As for the monologue itself, Flynn penned it as part of a writing exercise “when I was like in fugue state, all in one afternoon.” She initially didn’t plan to put it in the book, “but I just liked it so much, and it did feel like it came from Amy … And I’m so glad I did because that’s the one thing I hear about all the time from people.”
Instead of writing part of the book from one perspective first and then the rest of the book from the other, Flynn regularly switched between Nick and Amy’s perspectives as she wrote. “I have enough trouble keeping my thoughts organized without adding any extra challenges! So I tend to write in order,” she told Chatelaine. “And, truth be told, it was probably healthier for me, mentally, to switch back and forth than to stay in Amy’s or Nick’s head for too long a time.”
Since its publication, Gone Girl has been hotly debated. Its conflicting male and female perspectives, which come from two extremely flawed characters, make its gender politics an obvious topic, with some claiming that the portrayal of Amy is misogynistic. Flynn, who is a feminist, has loudly disagreed with that notion. “I’ve certainly been called a misogynist, and that to me is strange,” the author told TIME. “It feels so old-fashioned to think because you write about awful women that you don’t like women. To me it’s worse to only write about good women.
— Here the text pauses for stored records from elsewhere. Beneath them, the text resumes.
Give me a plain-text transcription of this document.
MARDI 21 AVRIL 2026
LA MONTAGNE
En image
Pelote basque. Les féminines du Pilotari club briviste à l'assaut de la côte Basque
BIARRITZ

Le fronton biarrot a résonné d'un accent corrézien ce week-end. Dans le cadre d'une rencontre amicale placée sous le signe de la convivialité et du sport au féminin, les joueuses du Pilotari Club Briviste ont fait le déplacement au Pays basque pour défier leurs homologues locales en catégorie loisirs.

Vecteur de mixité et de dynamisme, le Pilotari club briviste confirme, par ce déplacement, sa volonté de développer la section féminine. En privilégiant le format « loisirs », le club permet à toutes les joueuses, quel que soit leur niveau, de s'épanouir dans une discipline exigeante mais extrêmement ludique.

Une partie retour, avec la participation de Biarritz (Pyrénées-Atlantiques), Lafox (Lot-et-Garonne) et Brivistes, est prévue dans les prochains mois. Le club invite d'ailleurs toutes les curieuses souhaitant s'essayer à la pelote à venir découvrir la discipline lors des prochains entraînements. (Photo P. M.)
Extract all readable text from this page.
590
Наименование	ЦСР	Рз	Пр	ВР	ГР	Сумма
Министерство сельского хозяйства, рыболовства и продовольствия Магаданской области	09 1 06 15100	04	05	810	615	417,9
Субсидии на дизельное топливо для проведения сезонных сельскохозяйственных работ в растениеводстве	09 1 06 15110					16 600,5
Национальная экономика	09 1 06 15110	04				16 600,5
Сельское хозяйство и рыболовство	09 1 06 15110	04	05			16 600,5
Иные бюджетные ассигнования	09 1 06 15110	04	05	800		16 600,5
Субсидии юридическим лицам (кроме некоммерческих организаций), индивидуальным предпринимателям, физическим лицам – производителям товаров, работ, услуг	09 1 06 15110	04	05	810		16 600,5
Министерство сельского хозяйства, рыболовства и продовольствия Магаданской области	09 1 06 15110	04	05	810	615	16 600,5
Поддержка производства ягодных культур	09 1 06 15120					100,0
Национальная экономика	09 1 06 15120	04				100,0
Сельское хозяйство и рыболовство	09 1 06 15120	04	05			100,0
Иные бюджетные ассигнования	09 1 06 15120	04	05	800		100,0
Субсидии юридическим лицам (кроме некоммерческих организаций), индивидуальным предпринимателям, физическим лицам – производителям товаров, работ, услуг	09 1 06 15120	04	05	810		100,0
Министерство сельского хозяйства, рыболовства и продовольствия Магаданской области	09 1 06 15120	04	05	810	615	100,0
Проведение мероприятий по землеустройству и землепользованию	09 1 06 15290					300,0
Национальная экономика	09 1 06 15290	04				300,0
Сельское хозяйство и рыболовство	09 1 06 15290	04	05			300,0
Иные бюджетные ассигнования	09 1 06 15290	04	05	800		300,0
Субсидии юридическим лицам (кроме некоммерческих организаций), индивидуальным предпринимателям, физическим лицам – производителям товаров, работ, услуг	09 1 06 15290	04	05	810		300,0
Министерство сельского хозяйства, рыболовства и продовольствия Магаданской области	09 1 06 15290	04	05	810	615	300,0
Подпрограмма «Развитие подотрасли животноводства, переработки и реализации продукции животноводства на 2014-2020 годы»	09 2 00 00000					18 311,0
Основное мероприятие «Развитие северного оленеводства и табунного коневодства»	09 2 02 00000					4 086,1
I’m tired of women as the supporting character, women as the helpmate, women as the adorably flawed heroine–she can be front and center, but only if she falls down a lot and has trouble with men.”
Fynn’s first two novels, Sharp Objects and Dark Places, featured extremely isolated protagonists; for Gone Girl, her third novel, Flynn told Publishers Weekly that she wanted to explore how marriage is capable of bringing out both the best and worst in people. “In its way marriage is sort of like a long con, because you put on display your very best self during courtship, yet at the same time the person you marry is supposed to love you warts and all,” she said. “But your spouse never sees those warts really until you get deeper into the marriage and let yourself unwind a bit.”
According to Flynn, when she’s writing, she usually finds herself obsessing over a particular song. With Gone Girl it was “Lose Yourself,” the Oscar-winning hip hop classic Eminem wrote for the film 8 Mile.
When Amy meets her former boyfriend in a casino, she becomes unnerved when she notices a stranger staring at her. He approaches her and asks if she’s “any relation to the Enloe family.” It’s a nod to Detective Craig Enloe of the Overland Park Police Department, whom Flynn thanked in her acknowledgments for replying to her “42,000 emails … with patience, good humor, and exactly the right amount of information.”